Y hay diferentes tipos de soledades. La más terrible es la soledad no querida.
—Efectivamente. Pero en este caso me interesaba la soledad que hace que una persona pueda acceder a su propia personalidad e individualidad. Es decir, aquí son personas solitarias porque eso me daba la posibilidad de ahondar en este concepto de tragedia. Tengo la sensación de que si hubiera más personajes eso perjudicaría la intensidad de esa profundización. No concibo la tragedia griega, o la de Shakespeare, sin una variedad de personajes que interactúan y que son los que llevan al personaje a esa situación trágica, de error.
¿Es la tragedia inherente al ser humano?
—En parte sí, aunque no se quiere ver así. La sociedad actual es antitrágica: no tiene problemas con temas fuertes, puede tolerar desgracias, pero no asume el sentido trágico, reflexivo ante una contrariedad grave. Hay dos temas que me obsesionan: el clima y la inteligencia artificial. Son situaciones alarmantes, tragedias que, con todo, no vivimos trágicamente como se debería. La cuestión climática no se puede explicar con conceptos como ‘emergencia’ ni ‘crisis’, porque está ahí, ni emerge ni se va a acabar. En cuanto a la IA, creo que es un concepto trágico porque es una herramienta, pero, al mismo tiempo, es una posibilidad de control que estamos cediendo en muchos aspectos importantes, como la intimidad o la creatividad. Es una herramienta que tenemos que controlar, pero que ahora mismo está descontrolada. Es cierto que unos lo viven con temor y otros con alegría pero, en cualquier caso, no con el sentido trágico que debería.
En un relato aborda la injusticia que se encuentra en la propia Justicia, en los «errores judiciales», un tema candente a raíz del caso de Pau Rigo.
—Sí, pero en realidad el tema que plantea es el hombre que juzga al hombre: un igual que juzga a un igual. Es decir, no se trata de que Dios juzgue a nadie, sino un igual. En este sentido, cualquier persona con una gran memoria puede ser juez. Me explico: un juez tiene que pasar una formación, unas oposiciones, pero al final se convierte en juez estudiando duro y ya está.
Otras cuestiones que están muy presentes en los relatos es la fatalidad y esa ambición, seguramente también inherente al ser humano, de querer crear una gran obra, dejándola como legado.

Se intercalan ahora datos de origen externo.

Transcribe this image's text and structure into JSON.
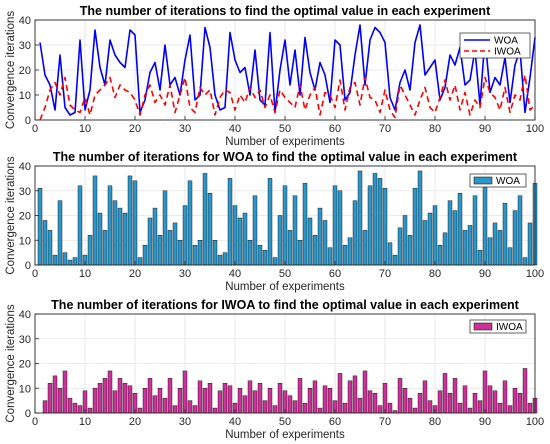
{
  "colors": {
    "woa": "#0000ff",
    "iwoa": "#ff0000",
    "woa_bar": "#2d96c8",
    "iwoa_bar": "#cc3399",
    "grid": "#e4e4e4",
    "axis": "#262626"
  },
  "chart_data": [
    {
      "type": "line",
      "title": "The number of iterations to find the optimal value in each experiment",
      "xlabel": "Number of experiments",
      "ylabel": "Convergence iterations",
      "xlim": [
        0,
        100
      ],
      "ylim": [
        0,
        40
      ],
      "xticks": [
        "0",
        "10",
        "20",
        "30",
        "40",
        "50",
        "60",
        "70",
        "80",
        "90",
        "100"
      ],
      "yticks": [
        "0",
        "10",
        "20",
        "30",
        "40"
      ],
      "grid": true,
      "legend_position": "top-right",
      "x": [
        1,
        2,
        3,
        4,
        5,
        6,
        7,
        8,
        9,
        10,
        11,
        12,
        13,
        14,
        15,
        16,
        17,
        18,
        19,
        20,
        21,
        22,
        23,
        24,
        25,
        26,
        27,
        28,
        29,
        30,
        31,
        32,
        33,
        34,
        35,
        36,
        37,
        38,
        39,
        40,
        41,
        42,
        43,
        44,
        45,
        46,
        47,
        48,
        49,
        50,
        51,
        52,
        53,
        54,
        55,
        56,
        57,
        58,
        59,
        60,
        61,
        62,
        63,
        64,
        65,
        66,
        67,
        68,
        69,
        70,
        71,
        72,
        73,
        74,
        75,
        76,
        77,
        78,
        79,
        80,
        81,
        82,
        83,
        84,
        85,
        86,
        87,
        88,
        89,
        90,
        91,
        92,
        93,
        94,
        95,
        96,
        97,
        98,
        99,
        100
      ],
      "series": [
        {
          "name": "WOA",
          "style": "solid",
          "values": [
            31,
            18,
            14,
            4,
            26,
            5,
            2,
            3,
            32,
            4,
            12,
            36,
            21,
            14,
            32,
            26,
            23,
            21,
            36,
            34,
            3,
            8,
            19,
            23,
            12,
            30,
            14,
            17,
            10,
            24,
            34,
            8,
            10,
            37,
            29,
            10,
            4,
            5,
            35,
            24,
            19,
            21,
            10,
            28,
            8,
            6,
            35,
            3,
            20,
            32,
            14,
            28,
            10,
            33,
            19,
            12,
            23,
            18,
            7,
            32,
            30,
            8,
            11,
            26,
            38,
            14,
            32,
            37,
            35,
            31,
            9,
            4,
            15,
            20,
            12,
            31,
            38,
            18,
            21,
            24,
            8,
            13,
            26,
            22,
            29,
            14,
            16,
            28,
            6,
            33,
            11,
            17,
            14,
            25,
            7,
            22,
            28,
            3,
            17,
            33
          ]
        },
        {
          "name": "IWOA",
          "style": "dashed",
          "values": [
            0,
            5,
            12,
            15,
            10,
            17,
            6,
            4,
            3,
            9,
            2,
            10,
            12,
            14,
            17,
            9,
            14,
            12,
            11,
            8,
            2,
            10,
            14,
            7,
            10,
            6,
            14,
            3,
            10,
            17,
            5,
            3,
            13,
            10,
            12,
            2,
            9,
            12,
            11,
            4,
            10,
            7,
            13,
            9,
            12,
            5,
            10,
            3,
            12,
            9,
            7,
            5,
            14,
            4,
            10,
            13,
            2,
            11,
            10,
            5,
            16,
            4,
            13,
            15,
            6,
            17,
            9,
            8,
            3,
            12,
            4,
            1,
            14,
            10,
            6,
            2,
            8,
            13,
            5,
            3,
            9,
            16,
            8,
            14,
            4,
            11,
            2,
            8,
            5,
            17,
            11,
            9,
            4,
            13,
            3,
            10,
            8,
            18,
            4,
            6
          ]
        }
      ]
    },
    {
      "type": "bar",
      "title": "The number of iterations for WOA to find the optimal value in each experiment",
      "xlabel": "Number of experiments",
      "ylabel": "Convergence iterations",
      "xlim": [
        0,
        100
      ],
      "ylim": [
        0,
        40
      ],
      "xticks": [
        "0",
        "10",
        "20",
        "30",
        "40",
        "50",
        "60",
        "70",
        "80",
        "90",
        "100"
      ],
      "yticks": [
        "0",
        "10",
        "20",
        "30",
        "40"
      ],
      "grid": true,
      "legend_position": "top-right",
      "series": [
        {
          "name": "WOA",
          "values": [
            31,
            18,
            14,
            4,
            26,
            5,
            2,
            3,
            32,
            4,
            12,
            36,
            21,
            14,
            32,
            26,
            23,
            21,
            36,
            34,
            3,
            8,
            19,
            23,
            12,
            30,
            14,
            17,
            10,
            24,
            34,
            8,
            10,
            37,
            29,
            10,
            4,
            5,
            35,
            24,
            19,
            21,
            10,
            28,
            8,
            6,
            35,
            3,
            20,
            32,
            14,
            28,
            10,
            33,
            19,
            12,
            23,
            18,
            7,
            32,
            30,
            8,
            11,
            26,
            38,
            14,
            32,
            37,
            35,
            31,
            9,
            4,
            15,
            20,
            12,
            31,
            38,
            18,
            21,
            24,
            8,
            13,
            26,
            22,
            29,
            14,
            16,
            28,
            6,
            33,
            11,
            17,
            14,
            25,
            7,
            22,
            28,
            3,
            17,
            33
          ]
        }
      ]
    },
    {
      "type": "bar",
      "title": "The number of iterations for IWOA to find the optimal value in each experiment",
      "xlabel": "Number of experiments",
      "ylabel": "Convergence iterations",
      "xlim": [
        0,
        100
      ],
      "ylim": [
        0,
        40
      ],
      "xticks": [
        "0",
        "10",
        "20",
        "30",
        "40",
        "50",
        "60",
        "70",
        "80",
        "90",
        "100"
      ],
      "yticks": [
        "0",
        "10",
        "20",
        "30",
        "40"
      ],
      "grid": true,
      "legend_position": "top-right",
      "series": [
        {
          "name": "IWOA",
          "values": [
            0,
            5,
            12,
            15,
            10,
            17,
            6,
            4,
            3,
            9,
            2,
            10,
            12,
            14,
            17,
            9,
            14,
            12,
            11,
            8,
            2,
            10,
            14,
            7,
            10,
            6,
            14,
            3,
            10,
            17,
            5,
            3,
            13,
            10,
            12,
            2,
            9,
            12,
            11,
            4,
            10,
            7,
            13,
            9,
            12,
            5,
            10,
            3,
            12,
            9,
            7,
            5,
            14,
            4,
            10,
            13,
            2,
            11,
            10,
            5,
            16,
            4,
            13,
            15,
            6,
            17,
            9,
            8,
            3,
            12,
            4,
            1,
            14,
            10,
            6,
            2,
            8,
            13,
            5,
            3,
            9,
            16,
            8,
            14,
            4,
            11,
            2,
            8,
            5,
            17,
            11,
            9,
            4,
            13,
            3,
            10,
            8,
            18,
            4,
            6
          ]
        }
      ]
    }
  ]
}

—Sí y, en concreto, aparece en un relato en el que un músico tiene esa ambición, pero no la llega a materializar, aunque consigue liberarse de esa presión cuando sabe que va a morir. Le dicen que es un buen músico de películas, de bandas sonoras, pero no es lo que él busca: él quiere crear algo sublime, huir de estereotipos y de la línea fácil que han seguido los demás compositores. Y no lo consigue, hasta que le llega el sublime momento de la muerte, que es, claro, un elemento trágico.
«Los artistas felices son artistas mediocres», se dice en el relato.
—Es cierto que es una exageración, una caricatura, pero, como toda buena caricatura, tiene un fondo de realidad. Parece casi imposible ser inocente, ser buena persona y ser legal, y ser un líder en tu mundo laboral. En el ámbito artístico todavía es peor. Eso no quiere decir que los grandes artistas no puedan ser honestos, aunque si uno se preocupa mucho por ser decente, no ofender etcétera, es difícil que llegue lejos.